Project 4: SNP finding
Due: Thursday May 11, 2017
Posted: May 2, 2017
Last Update: May 2, 2017
You will implement approximate string matching using a seed-and-check strategy based on exact matching using the Burrows-Wheeler transform. We are providing starter code to get you going. Instructions on implementation and code are here:
https://gitlab.umiacs.umd.edu/hcorrada/cmsc423_project4
I highly, highly recommend that you use git
To get code you will be using for this project using git:
git clone https://gitlab.umiacs.umd.edu/hcorrada/cmsc423_project4.git
This will create a project4
directory with all code and data required for this project.
Programming Questions
Check and submit your solution to Final Rosalind Problem 8 Rosalind final submission page.
Instructions on how to prepare your solution are given in project code repository.
SNP Finding
Use your code to analyze sequences for the neuraminidase Influenza gene (NA) of two H1N1 Human Influenza strains.
There are two FASTA files in directory data
of the project repository.

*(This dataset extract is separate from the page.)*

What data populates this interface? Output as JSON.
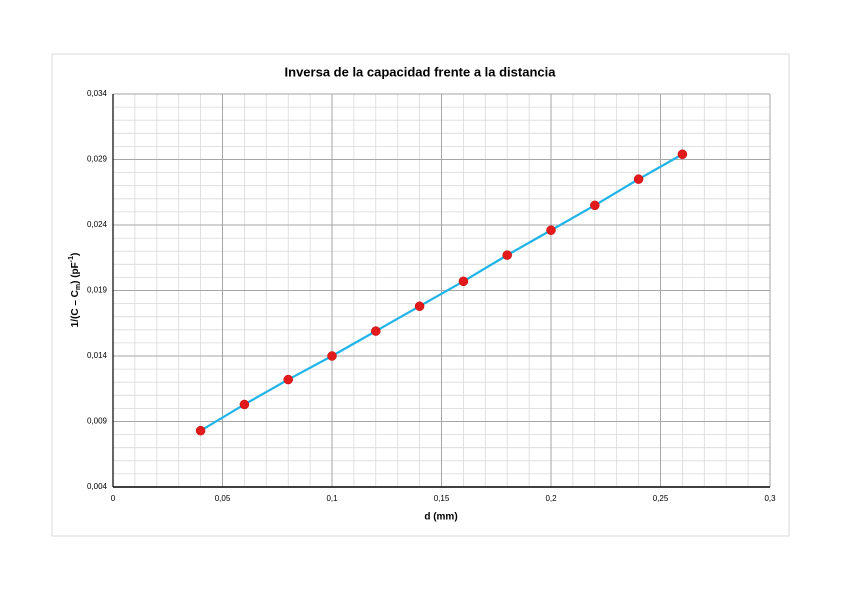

The reference.fa
file contains a reference sequence you will use as the target string for approximate exact matching. The reads.fa
file contains 50 bp reads you will use as queries. Use your approximate matching BWT solution to align reads to reference allowing up to 3 mismatches.

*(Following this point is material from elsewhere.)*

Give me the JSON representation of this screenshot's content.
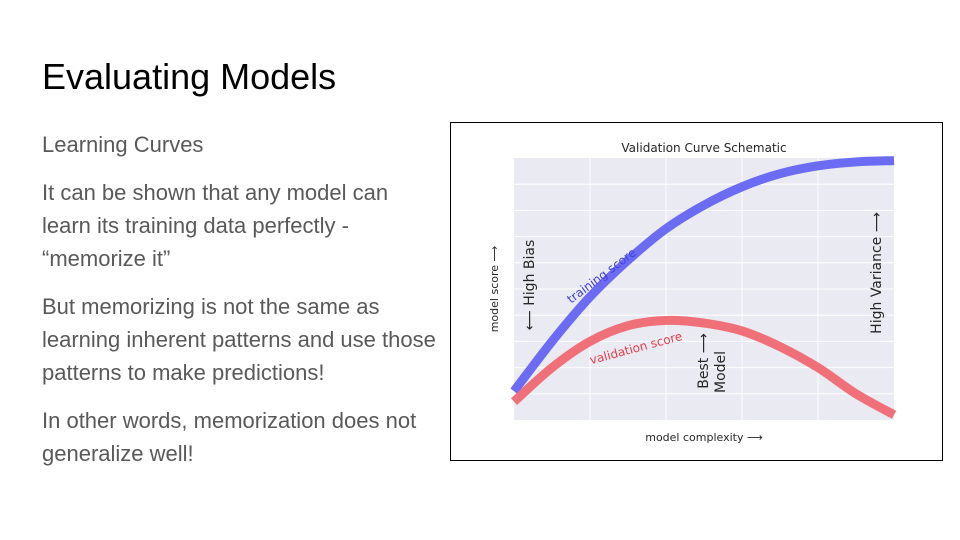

Question 1. A specific mutation (H275Y) in the NA gene confers resistance to Oseltamivir, making the drug less effective. A note about nomenclature: the code H275Y encodes a substitution in position 275 (1-based indexing), changing aminoacid H (Histidine) to Y (Tyrosine).

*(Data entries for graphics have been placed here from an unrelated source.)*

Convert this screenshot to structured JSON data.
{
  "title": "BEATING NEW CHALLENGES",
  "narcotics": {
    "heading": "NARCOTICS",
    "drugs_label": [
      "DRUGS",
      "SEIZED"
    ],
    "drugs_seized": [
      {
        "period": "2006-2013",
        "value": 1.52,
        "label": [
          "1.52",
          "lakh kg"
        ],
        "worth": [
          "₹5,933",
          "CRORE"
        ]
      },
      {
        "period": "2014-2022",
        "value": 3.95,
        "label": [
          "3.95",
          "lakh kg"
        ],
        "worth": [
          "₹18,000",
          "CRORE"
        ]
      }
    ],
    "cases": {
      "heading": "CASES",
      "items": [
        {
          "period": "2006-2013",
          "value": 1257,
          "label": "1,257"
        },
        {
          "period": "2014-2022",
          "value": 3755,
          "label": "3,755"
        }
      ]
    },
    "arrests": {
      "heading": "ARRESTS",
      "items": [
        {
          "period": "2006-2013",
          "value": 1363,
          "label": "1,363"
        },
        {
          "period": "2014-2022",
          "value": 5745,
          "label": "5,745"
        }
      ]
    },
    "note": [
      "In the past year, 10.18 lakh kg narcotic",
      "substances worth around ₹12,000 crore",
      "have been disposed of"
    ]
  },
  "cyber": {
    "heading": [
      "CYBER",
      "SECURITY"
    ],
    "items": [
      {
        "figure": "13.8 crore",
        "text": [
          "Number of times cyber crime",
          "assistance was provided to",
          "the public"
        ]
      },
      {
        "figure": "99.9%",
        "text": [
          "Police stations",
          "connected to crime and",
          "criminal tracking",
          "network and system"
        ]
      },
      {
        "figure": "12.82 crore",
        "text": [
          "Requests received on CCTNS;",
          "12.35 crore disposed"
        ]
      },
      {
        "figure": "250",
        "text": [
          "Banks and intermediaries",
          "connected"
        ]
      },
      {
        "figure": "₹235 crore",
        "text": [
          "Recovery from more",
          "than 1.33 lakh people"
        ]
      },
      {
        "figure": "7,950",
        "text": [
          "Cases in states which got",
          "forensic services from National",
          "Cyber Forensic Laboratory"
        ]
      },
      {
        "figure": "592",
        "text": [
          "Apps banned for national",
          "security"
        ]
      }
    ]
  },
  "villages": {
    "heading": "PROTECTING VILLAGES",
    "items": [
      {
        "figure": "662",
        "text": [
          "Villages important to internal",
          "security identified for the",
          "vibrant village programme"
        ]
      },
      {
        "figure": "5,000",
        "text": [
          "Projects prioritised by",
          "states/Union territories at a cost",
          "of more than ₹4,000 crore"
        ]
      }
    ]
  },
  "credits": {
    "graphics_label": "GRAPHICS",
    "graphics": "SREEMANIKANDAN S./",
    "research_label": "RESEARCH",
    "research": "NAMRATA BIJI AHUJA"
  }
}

Do the reads correspond to a gene sequence with this mutation? How can you tell?
Notes:
- As we’ve done so far use the
Biopython
to read and importfasta
files. - The
pileup.py
script in the project repository can help you answer this question. You can get a list of mismatches found in reads, and the number of times each kind of mismatch is observed in each position as follows:
from pileup import PileUp
from approximate_matcher import ApproximateMatcher
# initialize object
am = ApproximateMatcher(reference)
pileup = PileUp(reference)
d = 3
for read in reads:
# find approximate matching positions for a given read
# assumes positions is a list (even if only a single match is found)
# with matching positions
positions = am.get_matches(read, d)
if len(positions) > 0:
# add to pileup object
pileup.insert(positions, read)
# next statement prints out mismatching positions
# output is:
# (<position>, <reference_character>, [(<variant_character>,
# <num_times_aligned>)])
# argument filters mismatch by frequency in which variant character
# is observed, e.g., .01 means variant character has to be seen at least
# once for every 100 aligned nucleotides
pileup.print_mismatches(.01)
where positions are indices in the reference string where an approximate match for read
was found.
How to submit
On ELMS you will submit two things
(1) A diff
of your solution and the original code posted by us. Using git you can do this as follows
once you have committed all your code changes in directory approximate_matcher
. Note that you do not need to change code outside of this directory to solve the Rosalind problem:
git diff origin/master approximate_matcher > project4_bwt_code.patch
Submit file project4_bwt_code.patch
on ELMS
(2) An IPython notebook exported as pdf or html containing your answer to Question 1 above along with code used to answer it. You have to use your approximate matching code from part I to match reads to the reference, otherwise, you are free to use Biopython as needed to answer this question. E.g., to do DNA->aminoacid translation.